In order that a will is valid, it must comply with
requirements of the Wills Act 1837. This sets out that:

  • A will must be in writing and
    signed by the person making the will (or by some other person in his/her
    presence and by his/her direction).
  • It must appear that the person
    making the will intended by his signature to give effect to the will.
  • The signature is made or acknowledged by the person making the will
    in the presence of two or more witnesses present at the time. 

To claim that a will is invalid, it must be proved that a will was not executed in line with these requirements.

3. Lack of testamentary capacity

It’s perhaps no surprise that, the older the person
making or altering a will, the more likely someone could claim that they lack
the ‘mental capacity’.

Challenges to wills based on lack of capacity have
increased as our population ages.

The legal test for capacity to make a will dates
back to the 1870 case of Banks v Goodfellow. It requires anyone making a will
to:

  • Understand the nature and
    effect of making a will
  • Understand the extent of the
    property of which they are disposing
  • Understand and appreciate the claims to which they ought to give
    effect.

The person must also not suffer from a ‘disorder or
delusion’ which could result in them making a disposal they would not otherwise
have made. As age-related illnesses increase, more people are contesting a will
claiming the person was suffering from a ‘disorder or delusion’ which could
invalidate the will.

Experts suggest that one way to avoid such claims is to obtain a medical opinion at the time of preparing a will that shows the person had ‘full capacity’ when making or changing their will.

4. Forgery

A will is invalid if the person making it hasn’t
signed or acknowledged it.

So, for cases alleging forgery, the court will ordinarily ask a handwriting expert to conduct a forensic examination to help determine whether a will is a forgery.

5. Lack of knowledge and approval

A person making a will must know and approve of the
contents of their will before it is executed.
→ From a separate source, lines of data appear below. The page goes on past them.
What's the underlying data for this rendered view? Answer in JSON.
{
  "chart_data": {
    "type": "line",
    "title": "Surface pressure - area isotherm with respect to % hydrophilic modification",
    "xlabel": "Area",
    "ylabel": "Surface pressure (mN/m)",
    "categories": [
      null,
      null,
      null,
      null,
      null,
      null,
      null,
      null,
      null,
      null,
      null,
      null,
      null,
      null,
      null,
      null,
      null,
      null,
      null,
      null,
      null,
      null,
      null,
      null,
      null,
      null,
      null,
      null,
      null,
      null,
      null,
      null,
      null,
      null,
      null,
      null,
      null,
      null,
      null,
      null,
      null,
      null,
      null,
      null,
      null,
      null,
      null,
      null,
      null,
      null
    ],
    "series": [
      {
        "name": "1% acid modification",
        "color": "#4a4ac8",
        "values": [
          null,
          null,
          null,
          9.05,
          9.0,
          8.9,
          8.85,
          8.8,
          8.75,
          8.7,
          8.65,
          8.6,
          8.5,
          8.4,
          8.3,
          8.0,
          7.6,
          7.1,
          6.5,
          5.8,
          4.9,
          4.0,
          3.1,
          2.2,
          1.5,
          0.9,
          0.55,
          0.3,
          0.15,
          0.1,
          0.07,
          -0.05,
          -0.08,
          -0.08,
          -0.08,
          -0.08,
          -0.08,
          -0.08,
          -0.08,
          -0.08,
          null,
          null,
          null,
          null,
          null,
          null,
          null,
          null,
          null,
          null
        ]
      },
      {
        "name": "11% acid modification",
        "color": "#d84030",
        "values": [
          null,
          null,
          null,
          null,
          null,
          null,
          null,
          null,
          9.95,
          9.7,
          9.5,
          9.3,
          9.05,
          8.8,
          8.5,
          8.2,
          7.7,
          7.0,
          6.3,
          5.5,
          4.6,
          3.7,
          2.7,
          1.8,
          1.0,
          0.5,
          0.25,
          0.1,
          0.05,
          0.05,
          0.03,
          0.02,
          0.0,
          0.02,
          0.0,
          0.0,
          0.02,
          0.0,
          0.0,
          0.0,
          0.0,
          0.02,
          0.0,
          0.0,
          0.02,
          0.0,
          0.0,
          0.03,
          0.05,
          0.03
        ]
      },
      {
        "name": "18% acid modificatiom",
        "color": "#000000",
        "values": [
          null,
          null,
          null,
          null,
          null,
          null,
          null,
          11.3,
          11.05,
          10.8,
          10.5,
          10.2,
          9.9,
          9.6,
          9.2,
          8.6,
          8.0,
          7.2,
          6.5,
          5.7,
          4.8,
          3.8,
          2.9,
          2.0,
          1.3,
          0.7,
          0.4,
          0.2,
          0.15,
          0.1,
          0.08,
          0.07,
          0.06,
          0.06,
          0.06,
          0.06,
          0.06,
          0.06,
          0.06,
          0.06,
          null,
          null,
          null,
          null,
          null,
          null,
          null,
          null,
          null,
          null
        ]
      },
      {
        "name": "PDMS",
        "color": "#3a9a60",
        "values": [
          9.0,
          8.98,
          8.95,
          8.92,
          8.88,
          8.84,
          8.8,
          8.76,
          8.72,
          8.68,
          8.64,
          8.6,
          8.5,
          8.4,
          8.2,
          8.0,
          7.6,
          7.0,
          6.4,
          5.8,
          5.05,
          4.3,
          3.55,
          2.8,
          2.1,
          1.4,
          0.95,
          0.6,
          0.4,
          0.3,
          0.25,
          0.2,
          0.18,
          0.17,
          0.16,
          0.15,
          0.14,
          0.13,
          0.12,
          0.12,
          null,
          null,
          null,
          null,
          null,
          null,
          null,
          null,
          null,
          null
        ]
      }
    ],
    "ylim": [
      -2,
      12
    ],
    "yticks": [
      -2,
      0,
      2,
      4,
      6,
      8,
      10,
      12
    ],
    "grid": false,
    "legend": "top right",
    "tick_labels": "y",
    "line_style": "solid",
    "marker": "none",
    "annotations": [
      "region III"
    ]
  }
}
A claim of ‘lack of knowledge and approval’ is
often combined with a claim that the person making a will did not have the
requisite level of capacity.

Direct Line report that this is the most successful
ground for contesting a will in the UK.

Do all challenges to wills end up in court?
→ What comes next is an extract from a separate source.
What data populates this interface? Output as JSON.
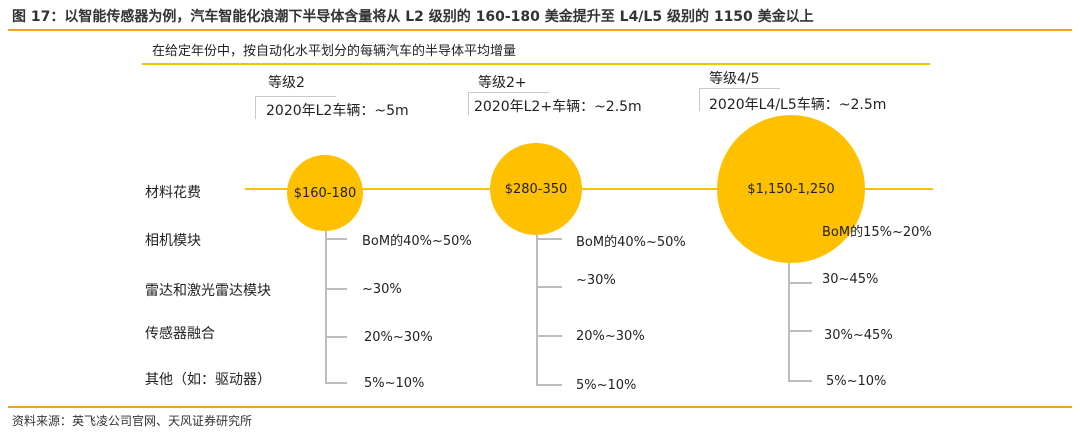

No. While more than 110 cases ended up in the High
Court in 2015, it’s relatively rare for a case of this nature to proceed to
trial. Most cases are resolved out of court through mediation – often to avoid
the significant cost of going to trial.

Can I write a will that’s impossible to challenge?
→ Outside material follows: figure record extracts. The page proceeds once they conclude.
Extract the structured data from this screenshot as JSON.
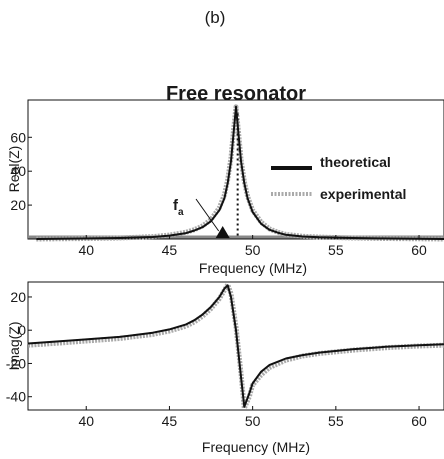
{
  "panel_label": "(b)",
  "chart_data": [
    {
      "type": "line",
      "title": "Free resonator",
      "xlabel": "Frequency (MHz)",
      "ylabel": "Real(Z)",
      "xlim": [
        36.5,
        61.5
      ],
      "ylim": [
        0,
        82
      ],
      "xticks": [
        40,
        45,
        50,
        55,
        60
      ],
      "yticks": [
        20,
        40,
        60
      ],
      "legend": {
        "placement": "right",
        "entries": [
          {
            "name": "theoretical",
            "color": "#111111"
          },
          {
            "name": "experimental",
            "color": "#aaaaaa"
          }
        ]
      },
      "annotation": {
        "main": "f",
        "sub": "a",
        "x": 48.2
      },
      "marker_x": 49.1,
      "series": [
        {
          "name": "theoretical",
          "color": "#111111",
          "x": [
            37,
            40,
            42,
            44,
            45,
            46,
            46.5,
            47,
            47.5,
            48,
            48.3,
            48.5,
            48.7,
            48.85,
            49,
            49.15,
            49.3,
            49.5,
            49.7,
            50,
            50.5,
            51,
            51.5,
            52,
            53,
            54,
            56,
            58,
            61.5
          ],
          "y": [
            0,
            0.3,
            0.6,
            1.2,
            2,
            3.5,
            5,
            7,
            10.5,
            17,
            24,
            33,
            46,
            62,
            78,
            62,
            46,
            33,
            24,
            16,
            9,
            5.5,
            3.8,
            2.5,
            1.5,
            1,
            0.6,
            0.3,
            0
          ]
        },
        {
          "name": "experimental",
          "color": "#aaaaaa",
          "x": [
            37,
            40,
            42,
            44,
            45,
            46,
            46.5,
            47,
            47.5,
            48,
            48.3,
            48.5,
            48.7,
            48.85,
            49,
            49.15,
            49.3,
            49.5,
            49.7,
            50,
            50.5,
            51,
            51.5,
            52,
            53,
            54,
            56,
            58,
            61.5
          ],
          "y": [
            0,
            0.3,
            0.6,
            1.4,
            2.3,
            4,
            5.5,
            7.8,
            11.5,
            18.5,
            26,
            35,
            48,
            64,
            78,
            63,
            47,
            34,
            25,
            17,
            10,
            6,
            4,
            2.7,
            1.6,
            1.1,
            0.6,
            0.3,
            0
          ]
        }
      ]
    },
    {
      "type": "line",
      "title": "",
      "xlabel": "Frequency (MHz)",
      "ylabel": "Imag(Z)",
      "xlim": [
        36.5,
        61.5
      ],
      "ylim": [
        -48,
        29
      ],
      "xticks": [
        40,
        45,
        50,
        55,
        60
      ],
      "yticks": [
        20,
        0,
        -20,
        -40
      ],
      "series": [
        {
          "name": "theoretical",
          "color": "#111111",
          "x": [
            36.5,
            38,
            40,
            42,
            44,
            45,
            46,
            46.5,
            47,
            47.5,
            48,
            48.3,
            48.5,
            48.7,
            49,
            49.3,
            49.5,
            49.8,
            50,
            50.5,
            51,
            52,
            53,
            54,
            56,
            58,
            60,
            61.5
          ],
          "y": [
            -8,
            -7,
            -5.5,
            -4,
            -1.5,
            0.5,
            3.5,
            6,
            9.5,
            14,
            20,
            25,
            27,
            20,
            0,
            -28,
            -46,
            -38,
            -32,
            -25,
            -21,
            -17,
            -15,
            -13.5,
            -11.5,
            -10,
            -9,
            -8.5
          ]
        },
        {
          "name": "experimental",
          "color": "#aaaaaa",
          "x": [
            36.5,
            38,
            40,
            42,
            44,
            45,
            46,
            46.5,
            47,
            47.5,
            48,
            48.3,
            48.5,
            48.7,
            49,
            49.3,
            49.5,
            49.8,
            50,
            50.5,
            51,
            52,
            53,
            54,
            56,
            58,
            60,
            61.5
          ],
          "y": [
            -9,
            -8,
            -6.5,
            -5,
            -2.5,
            -0.5,
            2.5,
            5,
            8.5,
            13,
            19,
            24,
            27.5,
            22,
            2,
            -26,
            -47,
            -40,
            -33,
            -27,
            -22.5,
            -18,
            -15.5,
            -14,
            -12,
            -10.5,
            -9.5,
            -9
          ]
        }
      ]
    }
  ]
}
No will is completely immune to a challenge. However,
there are steps that you can take which stand up to more scrutiny in the event
of a challenge:

  • Have your will professionally drafted rather
    than making a ‘homemade’ will
  • Add a ‘letter of wishes’ which explains why
    your will has been drafted in the way it has. This can provide important
    evidence in the event of a dispute
  • Openly discuss the contents of your will with
    your family to make sure there is no uncertainty when you die
  • Update your will regularly if there are
    changes in your or your family’s circumstances.

Please
note

The
Financial Conduct Authority does not regulate Wills.